Atlanta slams brakes on naming street after Ferdinand Porsche, famed auto engineer and former Nazi

Car company founder’s name slapped on application to rechristen street near future HQ

Image

Porsche will soon begin construction next door to Hartsfield-Jackson Atlanta International Airport on its $100 million, state-of-the-art North American headquarters. Millions of travelers who fly into the world’s busiest airport each year will catch a glimpse of the 26-acre complex, which will incude a green roof, a racetrack for enthusiasts to test their Cayennes, and a restaurant.

There’s just one problem: the street where the auto company plans to build the complex is named Henry Ford II Avenue, a relic from the days when a massive Ford Factory stood on the property.

Understandably, Porsche would prefer not to do business on a road named for a former executive of another car company. Coca-Cola would prefer not to welcome corporate guests to RC Cola Court. And Creative Loafing would probably not want its offices on AJC Street.

So the German car manufacturer asked the city to rechristen the thoroughfare. And legislation was introduced (PDF) to change the street’s name, which will be noted with interstate signage, to Ferdinand Porsche Avenue. No other names were considered, Porsche says. The proposal was scheduled for what we’re sure would’ve been a very heated public hearing on Oct. 9, but which now might have fewer fireworks.

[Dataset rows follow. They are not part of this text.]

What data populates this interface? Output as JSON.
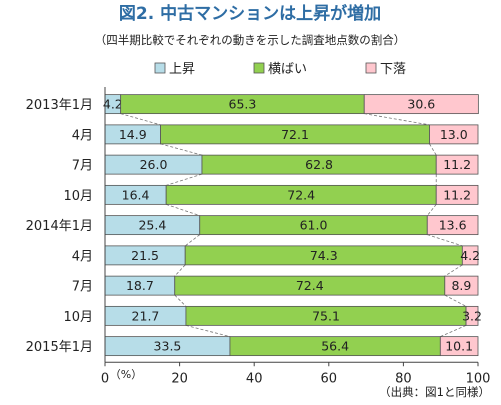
{
  "chart_data": {
    "type": "bar",
    "orientation": "horizontal",
    "stacked": true,
    "title": "図2. 中古マンションは上昇が増加",
    "subtitle": "（四半期比較でそれぞれの動きを示した調査地点数の割合）",
    "categories": [
      "2013年1月",
      "4月",
      "7月",
      "10月",
      "2014年1月",
      "4月",
      "7月",
      "10月",
      "2015年1月"
    ],
    "series": [
      {
        "name": "上昇",
        "color": "#b7dde8",
        "values": [
          4.2,
          14.9,
          26.0,
          16.4,
          25.4,
          21.5,
          18.7,
          21.7,
          33.5
        ]
      },
      {
        "name": "横ばい",
        "color": "#92d050",
        "values": [
          65.3,
          72.1,
          62.8,
          72.4,
          61.0,
          74.3,
          72.4,
          75.1,
          56.4
        ]
      },
      {
        "name": "下落",
        "color": "#ffc7ce",
        "values": [
          30.6,
          13.0,
          11.2,
          11.2,
          13.6,
          4.2,
          8.9,
          3.2,
          10.1
        ]
      }
    ],
    "value_labels": [
      [
        "4.2",
        "65.3",
        "30.6"
      ],
      [
        "14.9",
        "72.1",
        "13.0"
      ],
      [
        "26.0",
        "62.8",
        "11.2"
      ],
      [
        "16.4",
        "72.4",
        "11.2"
      ],
      [
        "25.4",
        "61.0",
        "13.6"
      ],
      [
        "21.5",
        "74.3",
        "4.2"
      ],
      [
        "18.7",
        "72.4",
        "8.9"
      ],
      [
        "21.7",
        "75.1",
        "3.2"
      ],
      [
        "33.5",
        "56.4",
        "10.1"
      ]
    ],
    "xlim": [
      0,
      100
    ],
    "x_ticks": [
      "0",
      "20",
      "40",
      "60",
      "80",
      "100"
    ],
    "x_unit": "（%）",
    "legend_position": "top",
    "grid": false,
    "source_note": "（出典：図1と同様）"
  }
}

Why? Well, there’s no delicate way to put this, but Porsche, like many German business leaders during World War II, was involved with the Nazis — a fact that the auto company, to its credit, fully acknowledges. And because of a strict city code or an unfamiliarity with German industrialists, the city that helped birth the civil rights movement was put in the position of almost accidentally honoring one of Adolf Hitler’s former allies with a street — one next to the world’s busiest airport. Yeah, whoops.